In the hilly regions of Kozhikode, pineapple cultivation is slowly catching on. At Thiruvambadi, Koodaranji, and Koombara, farmers lease out their land, mostly new rubber plantations, to seasoned pineapple cultivators. Two purposes are served — the fruit, planted as an intercrop, gives reasonable returns to both the landowner and the tenant; and it prevents soil erosion.

K. Johnson, a farmer and the leader of a prominent farmers’ organisation, says the trend has gained popularity in the past three years in the region. “Only a few landowners opt to cultivate pineapple. They usually lease out their property,” he adds.

In rural Kozhikode, landowners get a minimum of Rs.30,000 for leasing out one acre of land for a year for the intercrop cultivation.
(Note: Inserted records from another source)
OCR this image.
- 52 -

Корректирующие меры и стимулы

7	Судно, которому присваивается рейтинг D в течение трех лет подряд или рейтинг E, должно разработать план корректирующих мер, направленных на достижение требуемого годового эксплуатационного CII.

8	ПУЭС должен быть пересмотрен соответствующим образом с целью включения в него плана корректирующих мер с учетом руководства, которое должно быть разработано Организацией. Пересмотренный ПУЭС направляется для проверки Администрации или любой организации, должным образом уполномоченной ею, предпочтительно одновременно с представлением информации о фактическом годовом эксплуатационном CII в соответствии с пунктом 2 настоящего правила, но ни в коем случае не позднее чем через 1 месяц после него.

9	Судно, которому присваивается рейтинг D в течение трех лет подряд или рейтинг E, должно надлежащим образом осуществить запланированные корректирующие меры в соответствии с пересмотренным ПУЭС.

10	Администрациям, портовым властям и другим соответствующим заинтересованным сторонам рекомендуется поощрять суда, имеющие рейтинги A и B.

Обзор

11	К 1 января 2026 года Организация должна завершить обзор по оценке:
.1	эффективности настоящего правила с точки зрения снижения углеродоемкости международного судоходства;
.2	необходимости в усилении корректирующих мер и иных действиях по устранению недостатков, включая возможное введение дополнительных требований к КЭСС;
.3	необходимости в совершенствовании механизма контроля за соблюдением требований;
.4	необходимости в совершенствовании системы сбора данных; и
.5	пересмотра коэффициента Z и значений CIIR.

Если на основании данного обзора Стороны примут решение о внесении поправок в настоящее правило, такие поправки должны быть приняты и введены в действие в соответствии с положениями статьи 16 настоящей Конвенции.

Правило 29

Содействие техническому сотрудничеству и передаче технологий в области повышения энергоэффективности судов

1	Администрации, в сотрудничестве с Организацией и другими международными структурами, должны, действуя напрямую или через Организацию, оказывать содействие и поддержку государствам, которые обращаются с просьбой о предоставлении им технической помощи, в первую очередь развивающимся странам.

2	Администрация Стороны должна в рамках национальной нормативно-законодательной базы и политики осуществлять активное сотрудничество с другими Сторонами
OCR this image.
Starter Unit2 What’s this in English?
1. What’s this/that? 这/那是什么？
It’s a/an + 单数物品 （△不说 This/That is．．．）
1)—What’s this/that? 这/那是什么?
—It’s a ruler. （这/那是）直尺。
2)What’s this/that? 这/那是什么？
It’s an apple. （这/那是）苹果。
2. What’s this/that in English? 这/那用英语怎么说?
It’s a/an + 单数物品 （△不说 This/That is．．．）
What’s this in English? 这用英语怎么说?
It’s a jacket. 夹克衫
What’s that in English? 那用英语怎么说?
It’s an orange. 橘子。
Young landowners say they enjoy several indirect benefits, other than the revenue they get as lease amount from cultivators. “If pineapple is grown in newly planted rubber estates, the manure used for the fruit crop will speed up the growth of rubber saplings,” says Binu Jose, a farmer.

A major benefit, farmers say, is that both landowner and the pineapple grower are equally rewarded. “Whatever be the price of the produce, the landowner is sure to get his lease amount and protection from soil erosion. If the season and demand are favourable, cultivators too enjoy a good harvest,” they say.